"(...) Chaque génération, sans doute, se croit vouée à refaire le monde. La mienne sait pourtant qu’elle ne le refera pas. Mais sa tâche est peut-être plus grande. Elle consiste à empêcher que le monde ne se défasse. Héritière d’une histoire corrompue où se mêlent les révolutions déchues, les techniques devenues folles, les dieux morts et les idéologies exténuées, où de médiocres pouvoirs peuvent aujourd’hui tout détruire mais ne savent plus convaincre, où l’intelligence s’est abaissée jusqu’à se faire la servante de la haine et de l’oppression, cette génération a dû, en elle-même et autour d’elle, restaurer à partir de ses seules négations un peu de ce qui fait la dignité de vivre et de mourir. Devant un monde menacé de désintégration, où nos grands inquisiteurs risquent d’établir pour toujours les royaumes de la mort, elle sait qu’elle devrait, dans une sorte de course folle contre la montre, restaurer entre les nations une paix qui ne soit pas celle de la servitude, réconcilier à nouveau travail et culture, et refaire avec tous les hommes une arche d’alliance. Il n’est pas sûr qu’elle puisse jamais accomplir cette tâche immense, mais il est sûr que, partout dans le monde, elle tient déjà son double pari de vérité et de liberté, et, à l’occasion, sait mourir sans haine pour lui. C’est elle qui mérite d’être saluée et encouragée partout où elle se trouve, et surtout là où elle se sacrifie. C’est sur elle, en tout cas, que, certain de votre accord profond, je voudrais reporter l’honneur que vous venez de me faire."

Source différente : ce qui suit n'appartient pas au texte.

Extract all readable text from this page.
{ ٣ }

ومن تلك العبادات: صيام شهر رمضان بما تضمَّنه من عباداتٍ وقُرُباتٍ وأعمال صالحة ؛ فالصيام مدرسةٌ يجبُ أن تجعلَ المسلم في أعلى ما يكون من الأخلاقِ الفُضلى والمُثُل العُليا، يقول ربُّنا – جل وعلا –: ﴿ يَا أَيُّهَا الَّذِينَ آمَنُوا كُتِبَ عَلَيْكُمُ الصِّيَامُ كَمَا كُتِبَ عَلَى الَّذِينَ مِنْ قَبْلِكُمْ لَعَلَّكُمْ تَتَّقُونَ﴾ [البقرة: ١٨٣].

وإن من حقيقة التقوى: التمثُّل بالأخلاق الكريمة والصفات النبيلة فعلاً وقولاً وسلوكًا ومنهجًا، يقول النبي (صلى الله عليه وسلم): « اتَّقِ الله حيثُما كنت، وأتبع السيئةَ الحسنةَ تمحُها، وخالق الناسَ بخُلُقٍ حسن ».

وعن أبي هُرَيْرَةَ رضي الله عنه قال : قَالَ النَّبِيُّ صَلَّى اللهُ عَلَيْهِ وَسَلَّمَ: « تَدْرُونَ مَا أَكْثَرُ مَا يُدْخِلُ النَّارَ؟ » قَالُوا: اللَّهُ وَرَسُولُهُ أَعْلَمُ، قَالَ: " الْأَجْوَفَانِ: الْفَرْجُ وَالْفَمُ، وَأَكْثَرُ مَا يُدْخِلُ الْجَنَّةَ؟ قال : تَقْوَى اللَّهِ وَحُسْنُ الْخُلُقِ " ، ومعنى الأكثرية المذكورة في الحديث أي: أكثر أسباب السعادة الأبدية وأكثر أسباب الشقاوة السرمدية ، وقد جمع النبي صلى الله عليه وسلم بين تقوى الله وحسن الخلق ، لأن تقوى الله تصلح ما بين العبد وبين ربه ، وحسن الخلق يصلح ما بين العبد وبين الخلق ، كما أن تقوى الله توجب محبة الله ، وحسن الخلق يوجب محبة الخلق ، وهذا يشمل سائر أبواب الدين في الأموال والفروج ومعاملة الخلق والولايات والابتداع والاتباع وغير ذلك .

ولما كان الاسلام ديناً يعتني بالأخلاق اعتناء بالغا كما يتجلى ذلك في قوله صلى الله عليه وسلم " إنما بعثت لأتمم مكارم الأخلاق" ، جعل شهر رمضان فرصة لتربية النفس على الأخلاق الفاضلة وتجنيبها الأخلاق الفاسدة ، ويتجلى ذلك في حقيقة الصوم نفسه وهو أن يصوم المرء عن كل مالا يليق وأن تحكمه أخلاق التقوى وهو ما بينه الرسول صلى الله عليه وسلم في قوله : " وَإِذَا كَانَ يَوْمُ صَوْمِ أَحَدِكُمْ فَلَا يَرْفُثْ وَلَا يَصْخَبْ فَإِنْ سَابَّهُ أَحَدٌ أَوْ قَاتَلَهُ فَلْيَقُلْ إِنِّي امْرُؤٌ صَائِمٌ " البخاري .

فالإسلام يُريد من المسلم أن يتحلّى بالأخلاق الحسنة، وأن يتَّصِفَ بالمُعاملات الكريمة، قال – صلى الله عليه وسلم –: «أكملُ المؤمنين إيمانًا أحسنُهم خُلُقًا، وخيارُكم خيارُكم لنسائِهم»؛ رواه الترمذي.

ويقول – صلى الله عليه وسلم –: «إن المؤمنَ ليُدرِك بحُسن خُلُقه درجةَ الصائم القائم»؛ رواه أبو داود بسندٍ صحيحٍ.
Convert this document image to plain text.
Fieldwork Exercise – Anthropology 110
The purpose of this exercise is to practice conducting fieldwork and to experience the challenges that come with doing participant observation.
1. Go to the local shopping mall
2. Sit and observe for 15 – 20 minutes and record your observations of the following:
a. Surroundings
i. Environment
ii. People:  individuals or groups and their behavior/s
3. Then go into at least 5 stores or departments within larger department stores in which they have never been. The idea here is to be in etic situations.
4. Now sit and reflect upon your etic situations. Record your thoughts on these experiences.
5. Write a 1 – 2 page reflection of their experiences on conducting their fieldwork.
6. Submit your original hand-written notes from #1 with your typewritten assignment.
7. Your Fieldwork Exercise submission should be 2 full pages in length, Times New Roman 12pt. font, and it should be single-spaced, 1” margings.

Empêcher que le monde ne se défasse...Finkielkraut a eu quelques lignes définitives là-dessus, dans son Nous autres, modernes. La proximité d'auteurs comme Michéa, Orwell, Lasch ou Camus rend palpable la fragilité de ce monde et l'impérieuse nécessité de protéger certaines choses admirables. Notamment de l'hubris saccageuse du Camp du Progrès dont le leitmotiv aux inquiétudes de l'honnète homme peiné des désastres en série qui ravagent nos vies reste: "Et pourquoi pas?"

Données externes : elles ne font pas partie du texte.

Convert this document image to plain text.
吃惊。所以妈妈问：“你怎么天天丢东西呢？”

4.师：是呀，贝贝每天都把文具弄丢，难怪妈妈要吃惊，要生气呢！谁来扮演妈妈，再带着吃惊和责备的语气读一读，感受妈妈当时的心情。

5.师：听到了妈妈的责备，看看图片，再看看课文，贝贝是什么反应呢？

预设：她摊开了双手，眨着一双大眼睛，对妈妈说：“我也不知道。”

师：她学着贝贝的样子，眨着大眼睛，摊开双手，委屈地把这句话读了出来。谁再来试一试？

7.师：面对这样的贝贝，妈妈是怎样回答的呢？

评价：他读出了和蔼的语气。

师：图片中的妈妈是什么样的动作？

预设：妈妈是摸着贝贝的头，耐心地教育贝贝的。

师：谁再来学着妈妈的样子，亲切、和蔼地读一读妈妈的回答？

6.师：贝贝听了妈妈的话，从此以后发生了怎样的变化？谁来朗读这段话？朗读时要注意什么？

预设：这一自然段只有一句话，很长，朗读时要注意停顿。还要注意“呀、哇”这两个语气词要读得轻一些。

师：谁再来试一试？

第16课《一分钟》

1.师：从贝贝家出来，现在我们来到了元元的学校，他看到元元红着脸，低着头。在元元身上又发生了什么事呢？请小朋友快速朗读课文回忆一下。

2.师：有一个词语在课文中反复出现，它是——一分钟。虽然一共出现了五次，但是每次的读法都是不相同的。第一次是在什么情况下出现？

Orwell, dans un roman injustement peu connu, "Un peu d'air frais" compose une ode à la conservation, au scrupule, au travers du voyage éclair d'un citadin sur les lieux de pêche de son enfance, irrémédiablement pollués et sinistrés. Ce que ne lui pardonnèrent jamais ses "amis socialistes" d'alors (et d'aujourdhui) car il avait compris et disait haut, malgré son horreur du politique -et de l'engagement qui va avec, lui qui ne rêvait que de jardinage et de biquettes- qu'il ne peut y avoir d'amélioration de la condition humaine sans une certaine exigence de conservation et d'enracinement et que l'universel ne peut advenir qu'à partir d'un sentiment d'appartenance à une culture, une langue ou des paysages; tous les apologues de la table rase ou de l'émancipation et de la désafilliation (culturelle, géographique, historique, religieuse) qui pullulaient alors autour de lui et qui tiennent aujourdhui encore le haut du pavé médiatique, libéraux de gauche (tendance les inrocks ou Télérama, Hollande ou Aubry) ou libéraux de droite (tendance l'Expansion ou Le Figaro, Sarkosy ou Copé), militants de RESF clandestinophiles ou du MEDEF communiant -par principe- dans le culte de l'illimitation et du lendemain qui chante....

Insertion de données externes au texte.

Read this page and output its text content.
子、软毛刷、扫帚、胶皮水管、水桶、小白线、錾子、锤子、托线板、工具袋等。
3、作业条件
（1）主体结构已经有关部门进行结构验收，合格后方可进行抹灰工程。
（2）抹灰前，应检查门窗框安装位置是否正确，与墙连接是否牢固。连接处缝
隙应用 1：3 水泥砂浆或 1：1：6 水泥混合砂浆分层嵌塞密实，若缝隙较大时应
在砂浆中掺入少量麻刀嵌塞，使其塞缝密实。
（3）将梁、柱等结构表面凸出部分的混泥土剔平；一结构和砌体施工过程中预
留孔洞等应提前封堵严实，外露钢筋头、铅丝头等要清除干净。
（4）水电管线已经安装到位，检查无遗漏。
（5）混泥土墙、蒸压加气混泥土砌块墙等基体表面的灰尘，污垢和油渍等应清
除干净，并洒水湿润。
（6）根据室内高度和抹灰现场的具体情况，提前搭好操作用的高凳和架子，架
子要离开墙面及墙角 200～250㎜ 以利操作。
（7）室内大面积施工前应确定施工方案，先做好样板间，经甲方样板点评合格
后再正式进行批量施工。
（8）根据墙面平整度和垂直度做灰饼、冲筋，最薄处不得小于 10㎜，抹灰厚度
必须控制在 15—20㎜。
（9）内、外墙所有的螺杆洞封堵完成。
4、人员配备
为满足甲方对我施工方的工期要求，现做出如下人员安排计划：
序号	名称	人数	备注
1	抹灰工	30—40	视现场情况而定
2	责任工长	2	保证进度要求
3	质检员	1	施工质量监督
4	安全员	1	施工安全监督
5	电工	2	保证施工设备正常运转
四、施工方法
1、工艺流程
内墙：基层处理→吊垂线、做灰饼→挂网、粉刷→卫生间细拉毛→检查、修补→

Kolakowski, dans son internationale qui ne verra jamais le jour, "Comment être socialiste- conservateur- libéral" avait ces mots-là:
« Il croit fermement [le conservateur] que nous ne savons pas si diverses formes traditionnelles de la vie sociale -comme les rituels familiaux, la nation, les communautés religieuses- sont nécessaires pour rendre la vie ne société tolérable ou même possible. Cependant, il n'y a pas de raison de croire que, en détruisant ces formes, nous augmentons nos chances de bonheur, de paix, de sécurité et de liberté. Nous ne pouvons pas savoir de manière certaine ce qui se passerait si, par exemple, la famille monogamique était supprimée, ou bien si la coutume consacrée par le temps qui nous fait enterrer les morts était remplacée par un recyclage rationnel des cadavres à des fins industrielles. Nous serions bien avisés pourtant d'en attendre le pire».
(...) « Le conservateur croit fermement que l'idée fixe de la philosophie des Lumières- à savoir que l'envie, la vanité, la cupidité et l'instinct d'agression ont toujours pour cause des institutions sociales défectueuses et disparaîtrons lorsque ces institutions auront été réformées- n'est pas seulement tout à fait invraisemblable et contraire à l'expérience mais extrêmement dangereuse. Comment toutes ces institutions ont-elles pu voir le jour si elles étaient totalement contraires à la nature profonde de l'homme ? Nourrir l'espoir que l'on pourra institutionnaliser la fraternité, l'amour, l'altruisme, c'est préparer, à coup sûr, l'avènement du despotisme. »
Il y a des choses qui ne se font pas, c'est la "common decency" d'Orwell...l'ignorer ou le moquer, c'est prendre le risque que le monde se défasse.